Ne pas réduire la nature au statut d’objet
La lecture de Mein Hiddensee met tout d’abord en évidence que, dans sa manière de décrire les éléments de la nature, Ulrike Draesner expérimente différentes formes d’écriture, oscillant entre une écriture objectivante et une écriture subjectivante. Si l’on s’intéresse par exemple à la manière dont elle évoque la flore de l’île, on constate qu’elle peut mentionner une fleur « qui ressemble à un chardon » sans en donner le nom précis (nommer la fleur en ferait un objet), mais en détaillant très précisément les éléments qui la constituent de sorte que le lecteur puisse peu à peu se l’imaginer : « une couronne de pétales jaune clair entourée de six sépales lilas » (p. 153). Cette façon de faire peut rappeler celle d’un botaniste qui l’observerait pas à pas pour la déterminer à l’aide d’une flore scientifique. Elle y associe celle de quelqu’un qui apprend à lire et qui procède par étapes successives, « trébuche », « épelle », déchiffre les mots, alors que quelqu’un qui sait lire utilise sa mémoire et va plus vite (p. 153). Tout se passe comme si l’autrice voulait donner au lecteur le temps de voir la fleur, voulait peut-être même l’inciter à prendre le temps de l’observer. Nommer trop vite pourrait en effet avoir pour conséquence que le lecteur s’approprie les choses en court-circuitant les étapes de l’observation, voire de la contemplation. En ce qui la concerne elle, en tout cas, elle constate que même si, sur l’île l’« automatisme » de l’appropriation, de la maîtrise ne disparaît pas complètement, quelque chose semble « se détendre », « s’assouplir », ne serait‑ce que parce qu’elle en prend conscience (p. 153‑154).
Elle peut aussi combiner les deux approches, donnant d’emblée le nom de la fleur (de sorte que le lecteur qui la connaît peut aussitôt s’en faire une image), tout en en détaillant ensuite les éléments les plus caractéristiques : « Un chardon dresse en direction des nuages son candélabre de feuilles dentelées et de corolles dorées » (« Eine Distel streckt ihren Kandelaber scharf gezähnter Blätter und goldener Kronen wolkenwärts » ; p. 723), tantôt dans cet ordre, tantôt dans l’ordre inverse : « les calices odorants se développant par paires à partir d’une tige de la finesse d’un cheveu du gaillet gratteron » (« die paarweise aus einem haarfeinen Stängelchen dringenden Duftkelche des Labkrauts » ; ibid.), de sorte que le lecteur se représente la plante avant de découvrir son nom.
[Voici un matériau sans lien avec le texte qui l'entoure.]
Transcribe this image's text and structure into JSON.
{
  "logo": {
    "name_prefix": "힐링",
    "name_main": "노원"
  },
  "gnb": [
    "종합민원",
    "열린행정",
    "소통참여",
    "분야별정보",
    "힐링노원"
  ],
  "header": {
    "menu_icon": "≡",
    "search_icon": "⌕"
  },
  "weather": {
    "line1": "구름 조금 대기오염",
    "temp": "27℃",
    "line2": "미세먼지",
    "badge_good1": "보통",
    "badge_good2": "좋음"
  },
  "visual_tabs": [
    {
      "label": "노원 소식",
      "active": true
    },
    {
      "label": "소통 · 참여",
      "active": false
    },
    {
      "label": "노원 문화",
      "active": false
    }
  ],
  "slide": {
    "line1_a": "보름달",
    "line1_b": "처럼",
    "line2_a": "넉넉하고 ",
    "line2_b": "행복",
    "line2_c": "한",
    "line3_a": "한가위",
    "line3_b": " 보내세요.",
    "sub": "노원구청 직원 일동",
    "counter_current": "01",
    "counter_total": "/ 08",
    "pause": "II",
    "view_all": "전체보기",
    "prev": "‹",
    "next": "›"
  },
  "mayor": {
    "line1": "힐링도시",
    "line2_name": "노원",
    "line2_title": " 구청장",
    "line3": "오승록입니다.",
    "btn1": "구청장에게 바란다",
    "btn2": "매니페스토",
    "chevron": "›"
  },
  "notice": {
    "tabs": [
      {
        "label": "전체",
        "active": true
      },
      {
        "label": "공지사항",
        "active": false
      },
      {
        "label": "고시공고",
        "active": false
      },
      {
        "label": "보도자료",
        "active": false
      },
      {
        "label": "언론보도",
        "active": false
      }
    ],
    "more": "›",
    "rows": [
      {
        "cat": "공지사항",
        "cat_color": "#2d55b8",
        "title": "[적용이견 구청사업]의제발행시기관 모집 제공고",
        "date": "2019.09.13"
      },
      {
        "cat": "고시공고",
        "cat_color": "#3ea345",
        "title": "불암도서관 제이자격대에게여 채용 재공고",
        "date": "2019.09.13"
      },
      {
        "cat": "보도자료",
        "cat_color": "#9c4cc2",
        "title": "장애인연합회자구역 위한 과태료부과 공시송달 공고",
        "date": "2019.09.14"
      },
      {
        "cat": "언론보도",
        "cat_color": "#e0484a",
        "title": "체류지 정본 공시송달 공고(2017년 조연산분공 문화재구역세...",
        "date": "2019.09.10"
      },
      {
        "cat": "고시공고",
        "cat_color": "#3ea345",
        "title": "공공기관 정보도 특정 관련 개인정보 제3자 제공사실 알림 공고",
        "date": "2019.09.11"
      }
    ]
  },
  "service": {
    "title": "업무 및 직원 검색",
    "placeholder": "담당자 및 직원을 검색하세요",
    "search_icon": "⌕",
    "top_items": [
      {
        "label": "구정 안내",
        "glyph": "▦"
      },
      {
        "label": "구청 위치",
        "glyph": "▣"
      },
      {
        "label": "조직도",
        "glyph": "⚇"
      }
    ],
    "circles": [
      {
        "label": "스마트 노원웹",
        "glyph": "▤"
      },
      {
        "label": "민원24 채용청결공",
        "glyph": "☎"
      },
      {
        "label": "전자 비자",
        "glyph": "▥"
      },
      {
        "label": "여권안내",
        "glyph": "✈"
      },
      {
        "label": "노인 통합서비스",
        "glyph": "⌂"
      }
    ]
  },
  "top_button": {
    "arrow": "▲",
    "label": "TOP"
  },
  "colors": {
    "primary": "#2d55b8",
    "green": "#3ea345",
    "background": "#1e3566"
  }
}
Dans d’autres cas encore, le nom se trouve entre les éléments descriptifs : « l’éclat du lilas clair des jasiones des montagnes aux éventails d’étamines largement ouverts » (« helllila strahlende Bergjasionen, weit gebreitet die Fächer der Staubblätter » ; ibid.).
Mais il arrive aussi et surtout que l’écrivaine, qu’elle est avant tout, allie à la description botanique une forme de description poétique qui, par certains procédés littéraires, permet de faire des éléments de la nature des sujets24. Elle a ainsi recours à des personnifications, faisant des végétaux le sujet de verbes d’action, comme le montrait déjà l’exemple du chardon : « Un chardon dresse son candélabre en direction des nuages […] » (« Eine Distel streckt ihren Kandelaber […] wolkenwärts »), mais on peut mentionner aussi celui des molènes qui se dressent au‑dessus d’un tapis de minuscules fleurs roses (« Über den Teppich pinkfarbener Miniaturblüten ragen Königskerzen » ; p. 8) ou des ronces qui colonisent un rocher (« Ein Brombeergebüsch streckt seine Dornenranken über den nächsten Stein » ; p. 9) ou encore de plantes ou de fleurs sans nom précis qui s’agrippent au sol (« Pflanzen und Pflänzchen krallen sich in den Boden » ; p. 23) ou qui cherchent la lumière (« unter ihnen fassen niedrige, grünlila Blümchen nach Licht » ; p. 134). Certaines comparaisons ou métaphores parfois surprenantes témoignent par ailleurs de l’impression que fait la plante (sujet) à l’observatrice (qui devient objet) : les molènes sont comparées à des points d’exclamation (« aufrecht wie Ausrufezeichen » ; p. 8), les feuilles de certains chardons à des escrimeurs tout armés (« silbergoldene Disteln mit Blättern wie Fechter in voller Rüstung » ; p. 23) et les chardons eux-mêmes sont, comme on l’a vu, assimilés à des candélabres.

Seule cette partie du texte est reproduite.